Wasserstoff oder Batterie?
Zum Stand klimaneutraler Antriebe in Baumaschinen

Elektrifizierung alleine reicht für die komplette Baubranche nicht aus – der Energiebedarf der größeren Maschinen ist zu hoch für batterieelektrische Systeme. Daher setzen die Hersteller dort mittelfristig weiter auf Verbrennungsmotoren mit alternativen Kraftstoffen wie Wasserstoff und HVO.

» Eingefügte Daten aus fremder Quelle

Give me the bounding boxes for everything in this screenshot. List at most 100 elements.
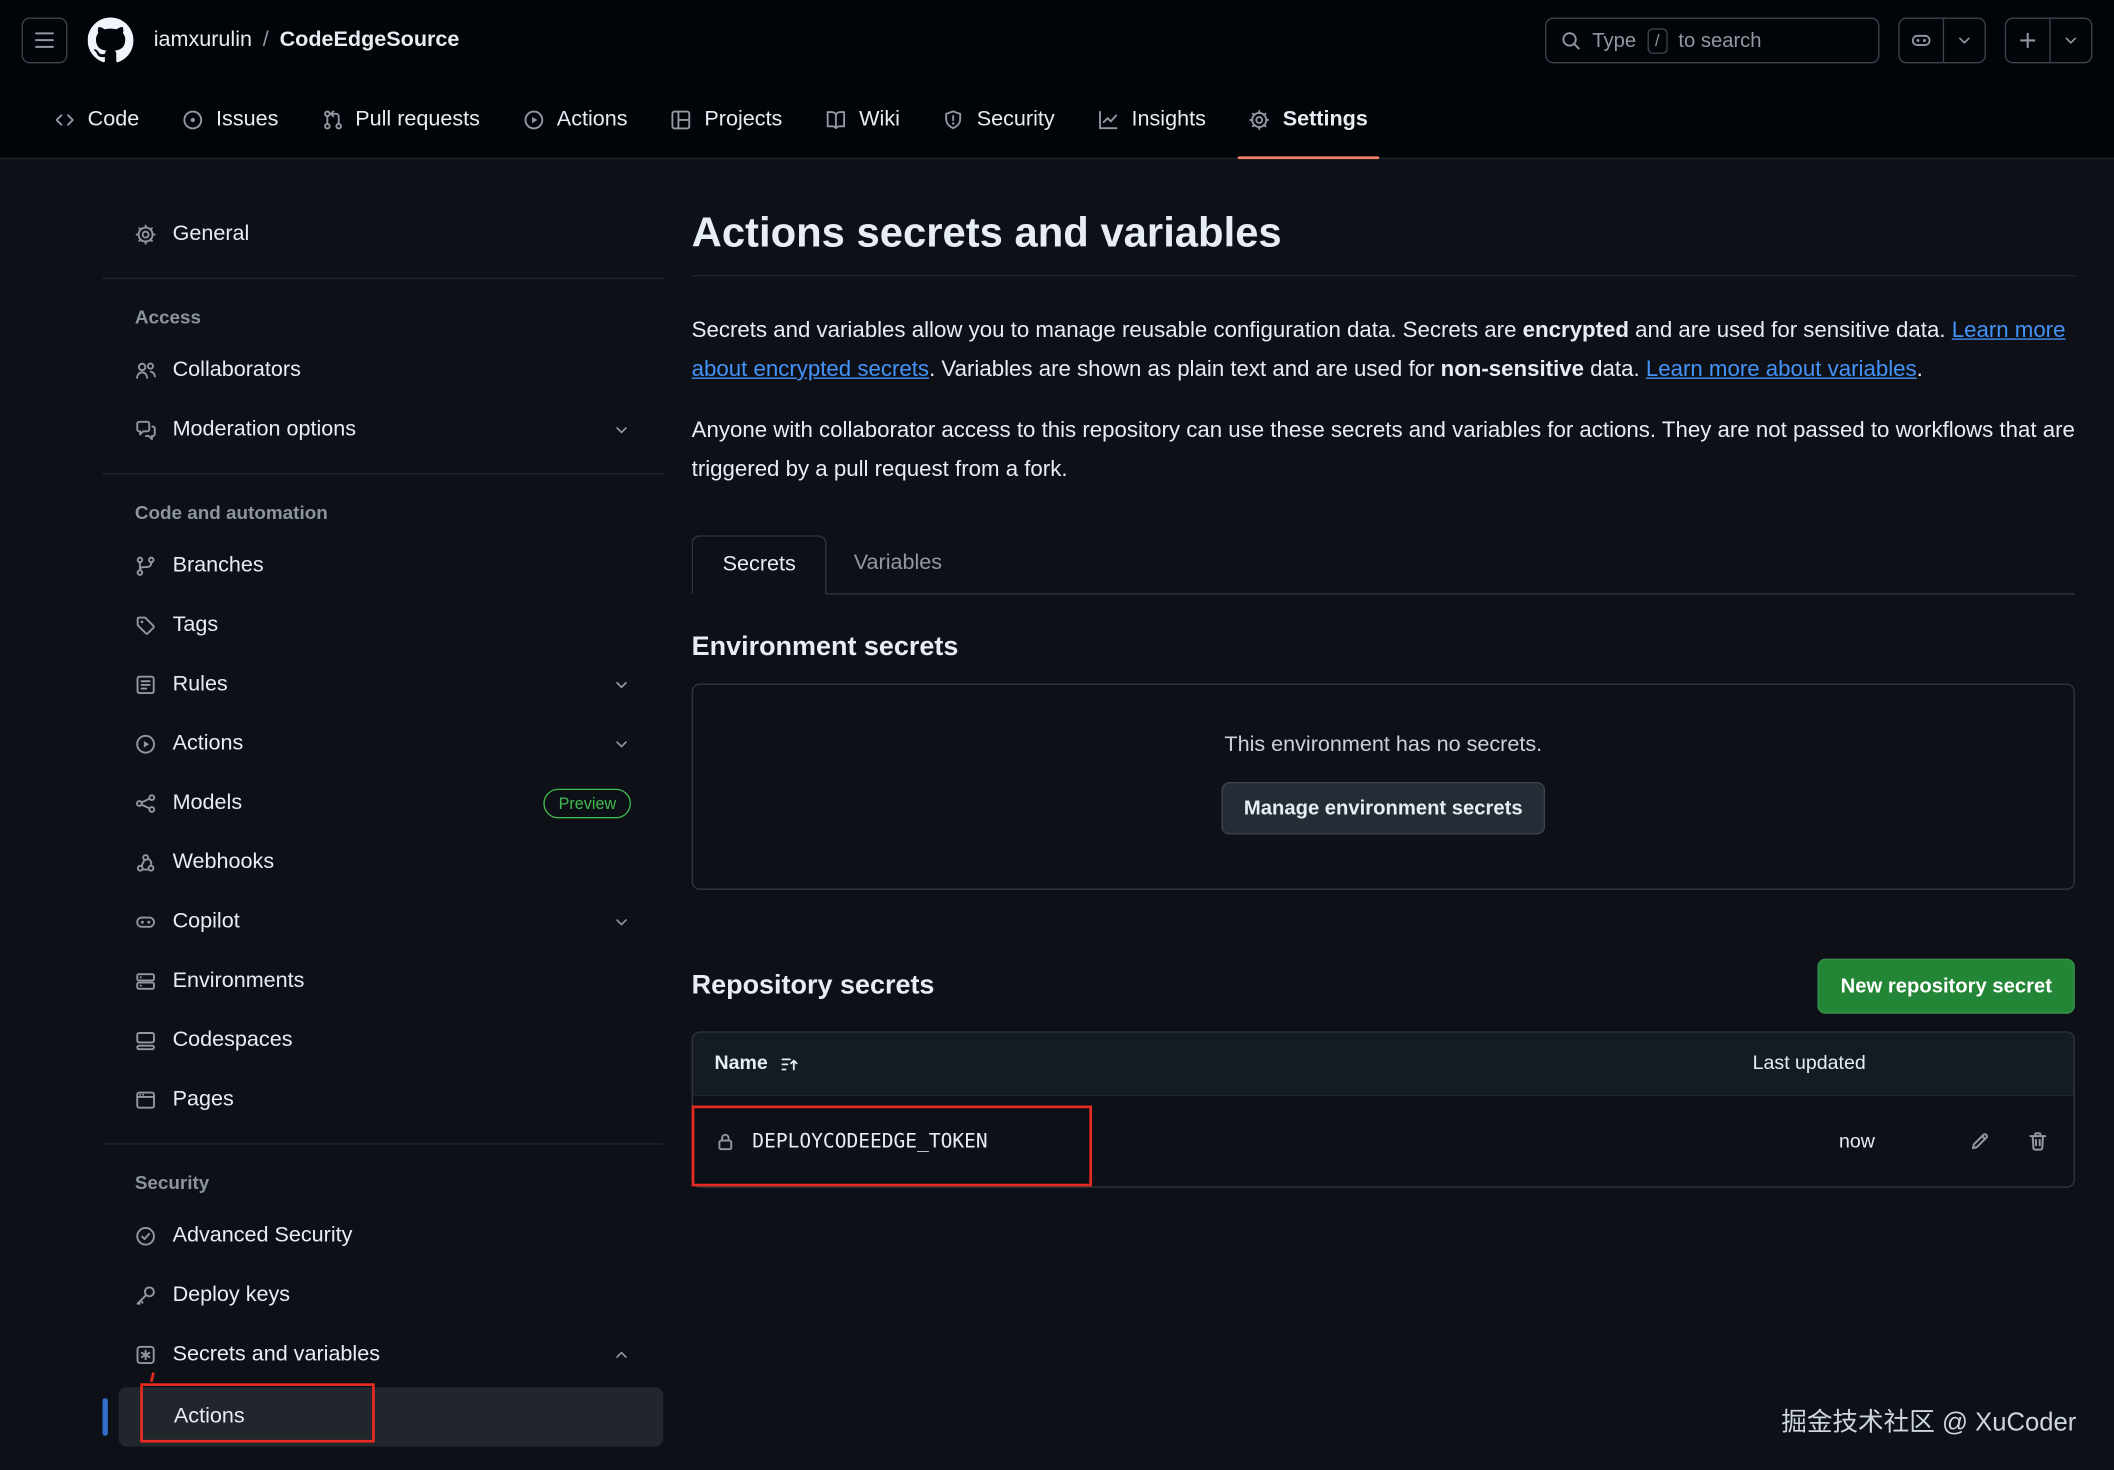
copilot-button[interactable] <box>1900 19 1943 62</box>
sidebar-item-label: Advanced Security <box>173 1224 353 1248</box>
repo-nav: Code Issues Pull requests Actions Projec… <box>0 81 2114 159</box>
sidebar-item-label: Collaborators <box>173 359 301 383</box>
tab-projects[interactable]: Projects <box>649 81 804 158</box>
secret-name: DEPLOYCODEEDGE_TOKEN <box>752 1130 987 1152</box>
tab-actions[interactable]: Actions <box>502 81 650 158</box>
search-placeholder-post: to search <box>1678 29 1761 52</box>
tab-label: Pull requests <box>355 107 480 131</box>
tab-security[interactable]: Security <box>921 81 1076 158</box>
people-icon <box>135 360 157 382</box>
play-icon <box>135 733 157 755</box>
table-header-row: Name Last updated <box>693 1033 2074 1095</box>
lock-icon <box>715 1130 737 1152</box>
shield-icon <box>943 109 965 131</box>
column-header-last-updated: Last updated <box>1736 1053 2073 1075</box>
page-header: Actions secrets and variables <box>692 205 2075 276</box>
comment-discussion-icon <box>135 419 157 441</box>
tab-insights[interactable]: Insights <box>1076 81 1227 158</box>
breadcrumb: iamxurulin / CodeEdgeSource <box>154 28 460 52</box>
secret-name-cell: DEPLOYCODEEDGE_TOKEN <box>715 1130 1737 1152</box>
column-label: Name <box>715 1053 768 1075</box>
chevron-down-icon <box>2061 31 2080 50</box>
workflow-icon <box>135 793 157 815</box>
copilot-icon <box>135 911 157 933</box>
project-table-icon <box>671 109 693 131</box>
chevron-down-icon <box>612 421 631 440</box>
sidebar-item-codespaces[interactable]: Codespaces <box>102 1011 663 1070</box>
manage-environment-secrets-button[interactable]: Manage environment secrets <box>1221 782 1546 835</box>
intro-text: Secrets and variables allow you to manag… <box>692 318 1523 342</box>
github-logo[interactable] <box>86 16 135 65</box>
sidebar-item-tags[interactable]: Tags <box>102 596 663 655</box>
intro-text: . Variables are shown as plain text and … <box>929 357 1441 381</box>
sidebar-item-advanced-security[interactable]: Advanced Security <box>102 1207 663 1266</box>
pencil-icon[interactable] <box>1968 1130 1991 1153</box>
slash-keycap: / <box>1647 28 1668 54</box>
breadcrumb-separator: / <box>263 28 269 52</box>
trash-icon[interactable] <box>2026 1130 2049 1153</box>
column-header-name[interactable]: Name <box>715 1053 1737 1075</box>
sidebar-item-moderation-options[interactable]: Moderation options <box>102 400 663 459</box>
tab-settings[interactable]: Settings <box>1227 81 1389 158</box>
repository-secrets-heading: Repository secrets <box>692 968 935 1003</box>
page-title: Actions secrets and variables <box>692 205 2075 262</box>
repository-secrets-header-row: Repository secrets New repository secret <box>692 957 2075 1014</box>
copilot-dropdown-button[interactable] <box>1943 19 1985 62</box>
sidebar-item-webhooks[interactable]: Webhooks <box>102 833 663 892</box>
sidebar-item-copilot[interactable]: Copilot <box>102 893 663 952</box>
gear-icon <box>1249 109 1271 131</box>
environment-secrets-heading: Environment secrets <box>692 630 2075 665</box>
secret-meta-cell: now <box>1736 1130 2073 1153</box>
sidebar-item-label: Pages <box>173 1088 234 1112</box>
tab-issues[interactable]: Issues <box>161 81 300 158</box>
sidebar-item-rules[interactable]: Rules <box>102 655 663 714</box>
key-icon <box>135 1285 157 1307</box>
sidebar-subitem-wrapper: Actions <box>119 1387 664 1446</box>
sidebar-item-models[interactable]: Models Preview <box>102 774 663 833</box>
sidebar-item-deploy-keys[interactable]: Deploy keys <box>102 1266 663 1325</box>
sidebar-item-environments[interactable]: Environments <box>102 952 663 1011</box>
intro-bold-non-sensitive: non-sensitive <box>1441 357 1584 381</box>
play-icon <box>523 109 545 131</box>
search-icon <box>1560 30 1582 52</box>
watermark: 掘金技术社区 @ XuCoder <box>1781 1402 2076 1438</box>
learn-more-variables-link[interactable]: Learn more about variables <box>1646 357 1917 381</box>
global-search-input[interactable]: Type / to search <box>1545 18 1879 64</box>
tab-wiki[interactable]: Wiki <box>804 81 922 158</box>
divider <box>102 473 663 474</box>
sidebar-item-actions[interactable]: Actions <box>102 715 663 774</box>
tab-secrets[interactable]: Secrets <box>692 535 827 594</box>
divider <box>102 1143 663 1144</box>
sidebar-item-label: Moderation options <box>173 418 356 442</box>
sidebar-item-secrets-and-variables[interactable]: Secrets and variables <box>102 1325 663 1384</box>
issue-opened-icon <box>182 109 204 131</box>
sidebar-subitem-actions[interactable]: Actions <box>119 1387 664 1446</box>
breadcrumb-owner-link[interactable]: iamxurulin <box>154 28 252 52</box>
plus-button[interactable] <box>2006 19 2049 62</box>
table-row: DEPLOYCODEEDGE_TOKEN now <box>693 1095 2074 1187</box>
breadcrumb-repo-link[interactable]: CodeEdgeSource <box>280 28 460 52</box>
pull-request-icon <box>322 109 344 131</box>
sidebar-item-collaborators[interactable]: Collaborators <box>102 341 663 400</box>
intro-bold-encrypted: encrypted <box>1523 318 1629 342</box>
tab-code[interactable]: Code <box>32 81 160 158</box>
sidebar-item-pages[interactable]: Pages <box>102 1070 663 1129</box>
tab-variables[interactable]: Variables <box>827 535 969 593</box>
plus-dropdown-button[interactable] <box>2049 19 2091 62</box>
sidebar-item-general[interactable]: General <box>102 205 663 264</box>
sidebar-item-label: Branches <box>173 554 264 578</box>
hamburger-menu-button[interactable] <box>22 18 68 64</box>
repository-secrets-table-wrapper: Name Last updated DEPLOYCODEEDGE_TOKEN n… <box>692 1031 2075 1187</box>
sort-ascending-icon <box>779 1054 799 1074</box>
gear-icon <box>135 224 157 246</box>
sidebar-item-label: Tags <box>173 613 219 637</box>
sidebar-item-branches[interactable]: Branches <box>102 537 663 596</box>
settings-content: Actions secrets and variables Secrets an… <box>692 205 2075 1447</box>
tab-pull-requests[interactable]: Pull requests <box>300 81 502 158</box>
rules-icon <box>135 674 157 696</box>
chevron-down-icon <box>612 735 631 754</box>
tab-label: Insights <box>1132 107 1206 131</box>
codespaces-icon <box>135 1030 157 1052</box>
new-repository-secret-button[interactable]: New repository secret <box>1818 958 2075 1013</box>
empty-state-text: This environment has no secrets. <box>720 733 2047 757</box>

Tobias Meyer, freier Mitarbeiter der KEM Konstruktion|Automation

Inhaltsverzeichnis

1. Liebherr setzt ebenfalls auf Energiespeicher und H2-Motor
2. Eigene Batterieherstellung nahe am Zulieferer
3. Hybrid-Rekuperation der Drehbewegung des Oberwagens
4. Wasserstoffverbrenner statt Brennstoffzelle
5. Bagger fahren im Homeoffice

Beim britischen Baumaschinen-Hersteller JCB steigt die Nachfrage der Kunden nach emissionsfreien Produkten. Während batterieelektrische Antriebe für kleinere Maschinen geeignet sind, die weniger Betriebsstunden leisten und in der Regel weniger Kraftstoff verbrauchen, haben größere Maschinen einen höheren Energiebedarf. Dies würde zu größeren Batterien mit langen Ladezeiten führen, so dass sie sich weniger für Maschinen eignen, die täglich in mehreren Schichten arbeiten. Aus diesem Grund hat JCB die Entwicklung von Elektromaschinen auf seine Kompaktbaureihe konzentriert, zu der etwa Teleskoplader und Minibagger gehören.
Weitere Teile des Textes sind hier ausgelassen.